The canvases in Marygrace Greene’s solo show “Real Estate” at downtown art space Cultivate 7twelve seem deceptively simple at first glance: houses rendered into lines and blocks of color laid on white backgrounds.
There’s meaning in the details, though. A smear of white spackle on white canvas. Small wood chips embedded in paint. Angles that suggest a homebuilder’s blueprints. Grids that echo tile bathroom floors. Stairs and ladders. Random numbers and dots that aren’t so random.
For Greene, the daughter of North Carolinian architect Tim Greene, the details tease out the difference between a house and a home by combining elements of both, the imagined lines of design and the rough additions of construction and life. “I’m building an art piece that’s a house and a home,” she said with a smile.
“Real Estate” shapes the interplay of art and design through the filter of Greene’s life.

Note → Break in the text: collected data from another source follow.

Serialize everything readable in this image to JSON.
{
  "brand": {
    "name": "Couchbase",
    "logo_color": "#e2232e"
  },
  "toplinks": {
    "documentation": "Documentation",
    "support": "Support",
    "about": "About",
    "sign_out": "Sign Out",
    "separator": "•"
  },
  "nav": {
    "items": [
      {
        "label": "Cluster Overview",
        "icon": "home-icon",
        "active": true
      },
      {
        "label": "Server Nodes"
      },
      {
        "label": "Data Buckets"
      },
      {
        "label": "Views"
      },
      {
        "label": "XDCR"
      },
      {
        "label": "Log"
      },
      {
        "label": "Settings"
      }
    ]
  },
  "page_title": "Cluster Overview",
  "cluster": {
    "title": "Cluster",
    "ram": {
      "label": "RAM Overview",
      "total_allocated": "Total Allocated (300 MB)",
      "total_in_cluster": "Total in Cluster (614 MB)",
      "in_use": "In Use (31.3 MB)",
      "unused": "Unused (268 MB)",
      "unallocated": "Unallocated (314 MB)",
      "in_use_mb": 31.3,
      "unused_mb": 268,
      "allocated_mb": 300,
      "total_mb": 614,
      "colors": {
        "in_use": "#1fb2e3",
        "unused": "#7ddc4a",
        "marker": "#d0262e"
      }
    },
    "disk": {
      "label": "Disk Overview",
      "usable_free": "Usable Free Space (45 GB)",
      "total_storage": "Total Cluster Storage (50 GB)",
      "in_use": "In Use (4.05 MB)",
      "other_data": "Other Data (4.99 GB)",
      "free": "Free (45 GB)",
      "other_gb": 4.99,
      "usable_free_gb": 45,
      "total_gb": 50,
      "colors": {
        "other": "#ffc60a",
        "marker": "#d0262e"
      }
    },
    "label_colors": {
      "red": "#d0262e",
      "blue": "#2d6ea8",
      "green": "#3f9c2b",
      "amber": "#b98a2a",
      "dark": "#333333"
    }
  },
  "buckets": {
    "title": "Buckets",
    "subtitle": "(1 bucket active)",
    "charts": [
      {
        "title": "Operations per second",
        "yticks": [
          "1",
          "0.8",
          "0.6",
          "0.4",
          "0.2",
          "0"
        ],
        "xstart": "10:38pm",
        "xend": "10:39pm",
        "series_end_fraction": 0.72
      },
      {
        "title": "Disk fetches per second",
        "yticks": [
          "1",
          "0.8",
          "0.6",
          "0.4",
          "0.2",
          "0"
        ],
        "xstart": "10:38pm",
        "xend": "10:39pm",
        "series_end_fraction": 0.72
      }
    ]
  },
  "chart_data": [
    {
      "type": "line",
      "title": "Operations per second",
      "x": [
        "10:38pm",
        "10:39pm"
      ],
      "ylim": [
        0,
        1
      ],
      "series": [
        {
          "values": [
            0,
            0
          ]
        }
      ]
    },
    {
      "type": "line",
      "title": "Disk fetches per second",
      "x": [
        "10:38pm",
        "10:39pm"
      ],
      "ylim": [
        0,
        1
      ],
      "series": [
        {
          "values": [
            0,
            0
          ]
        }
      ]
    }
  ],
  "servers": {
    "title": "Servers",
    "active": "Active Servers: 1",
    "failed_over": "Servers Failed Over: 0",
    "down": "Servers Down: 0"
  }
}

The 24-year-old artist grew up watching houses take shape from her father’s plans to three-dimensional realizations. A childhood of evening walks through the neighborhood sharpened her eye for what made houses different. Walls. Paint. Roofs. Windows. Chimneys.
Even as she moved to Waco to start art studies at Baylor University after classes at the Savannah College of Art and Design, a homesick Greene found herself gravitating from her apartment with trips to Dallas to look at houses — not to buy, but to look.